No reports exist on generation of LNA aptamers by in vitro selection. This is likely due to lack of compatibility of LNA nucleotides with the polymerase-catalyzed reactions involved in the necessary SELEX processes. Such an LNA-including SELEX process could as one example involve the steps illustrated (Figure 2) and described below:
Figure 2. Schematic illustration of an example LNA aptamer generation by SELEX.
Step 1 – Library generation: Random pools of LNA oligonucleotides are synthesised by automated procedures using standard phosphoramidite chemistry on a DNA synthesizer. Automated LNA synthesis is known to be compatible with DNA or RNA nucleotides as well as labels and modifiers.
Step 2 – Selection and partition: The LNA oligonucleotide library is incubated with the specific target of interest and the most strongly bound sequences are separated. This step is expected to be functional for LNA-based libraries.
Step 3 – Amplification: The selected LNA oligonucleotide sequences are amplified by PCR, either directly or indirectly which may include e.g. PCR to furnish LNA-DNA libraries, or PCR to furnish DNA-DNA libraries followed by assymmetric PCR to regenerate LNA-DNA libraries, or reverse transcription followed by transciption when using LNA-RNA libraries. These steps require compatibility of LNA nucleoside triphosphates and LNA-containing templates with polymerase activity (primer extension, PCR, reverse transcription and/or in vitro transcription).
Step 4 – Isolation and characterization: Cloning followed by sequencing after the last round of selection and amplification will allow characterization of the selected aptamer population, i.e. identification of consensus sequence fragments.
To set the stage for direct evolution of LNA aptamers we have at the Nucleic Acid Centre initiated a program aiming at development of efficient methods for enzymatic synthesis of LNA oligonucleotides using commercially available polymerases and LNA nucleoside 5’-triphosphates.
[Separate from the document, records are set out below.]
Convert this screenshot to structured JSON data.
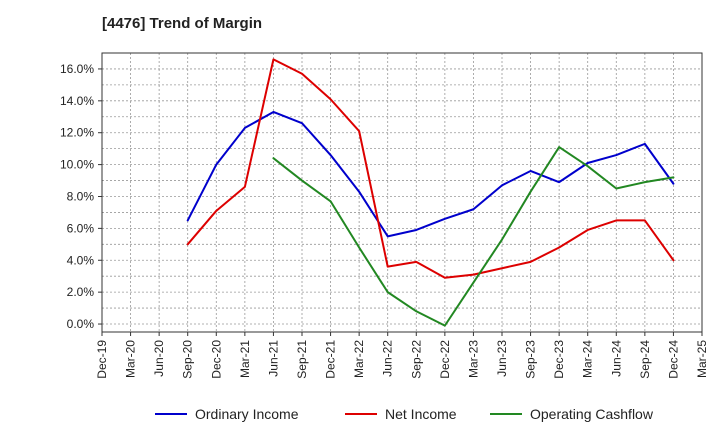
{
  "chart_data": {
    "type": "line",
    "title": "[4476]  Trend of Margin",
    "xlabel": "",
    "ylabel": "",
    "x": [
      "Dec-19",
      "Mar-20",
      "Jun-20",
      "Sep-20",
      "Dec-20",
      "Mar-21",
      "Jun-21",
      "Sep-21",
      "Dec-21",
      "Mar-22",
      "Jun-22",
      "Sep-22",
      "Dec-22",
      "Mar-23",
      "Jun-23",
      "Sep-23",
      "Dec-23",
      "Mar-24",
      "Jun-24",
      "Sep-24",
      "Dec-24",
      "Mar-25"
    ],
    "ylim": [
      -0.5,
      17.0
    ],
    "yticks": [
      0.0,
      2.0,
      4.0,
      6.0,
      8.0,
      10.0,
      12.0,
      14.0,
      16.0
    ],
    "ytick_labels": [
      "0.0%",
      "2.0%",
      "4.0%",
      "6.0%",
      "8.0%",
      "10.0%",
      "12.0%",
      "14.0%",
      "16.0%"
    ],
    "grid": true,
    "legend_position": "bottom",
    "series": [
      {
        "name": "Ordinary Income",
        "color": "#0000cc",
        "values": [
          null,
          null,
          null,
          6.5,
          10.0,
          12.3,
          13.3,
          12.6,
          10.6,
          8.3,
          5.5,
          5.9,
          6.6,
          7.2,
          8.7,
          9.6,
          8.9,
          10.1,
          10.6,
          11.3,
          8.8,
          null
        ]
      },
      {
        "name": "Net Income",
        "color": "#dd0000",
        "values": [
          null,
          null,
          null,
          5.0,
          7.1,
          8.6,
          16.6,
          15.7,
          14.1,
          12.1,
          3.6,
          3.9,
          2.9,
          3.1,
          3.5,
          3.9,
          4.8,
          5.9,
          6.5,
          6.5,
          4.0,
          null
        ]
      },
      {
        "name": "Operating Cashflow",
        "color": "#228822",
        "values": [
          null,
          null,
          null,
          null,
          null,
          null,
          10.4,
          9.0,
          7.7,
          4.8,
          2.0,
          0.8,
          -0.1,
          2.6,
          5.3,
          8.3,
          11.1,
          9.9,
          8.5,
          8.9,
          9.2,
          null
        ]
      }
    ]
  }
}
We have identified the following DNA polymerases as able to incorporate LNA nucleotides into DNA strands opposite to DNA and LNA nucleotides of a template strand: Phusion High Fidelity DNA polymearase, 9o North DNA polymerase, KOD DNA polymerase, and KOD XL DNA polymerase. Primer extension reactions are effective using LNA nucleotides and LNA-containing templates. PCR with LNA-containing DNA duplexes as substrates has been successfully accomplished, though sequence effects and the number of LNA nucleotides seem to affect the efficiency if the goal is to amplify directly the LNA-containing PCR substrate. We have furthermore shown that transcription using T7 RNA polymerase is compatible with LNA nucleotides while we still have to explore reverse transcription with LNA substrates.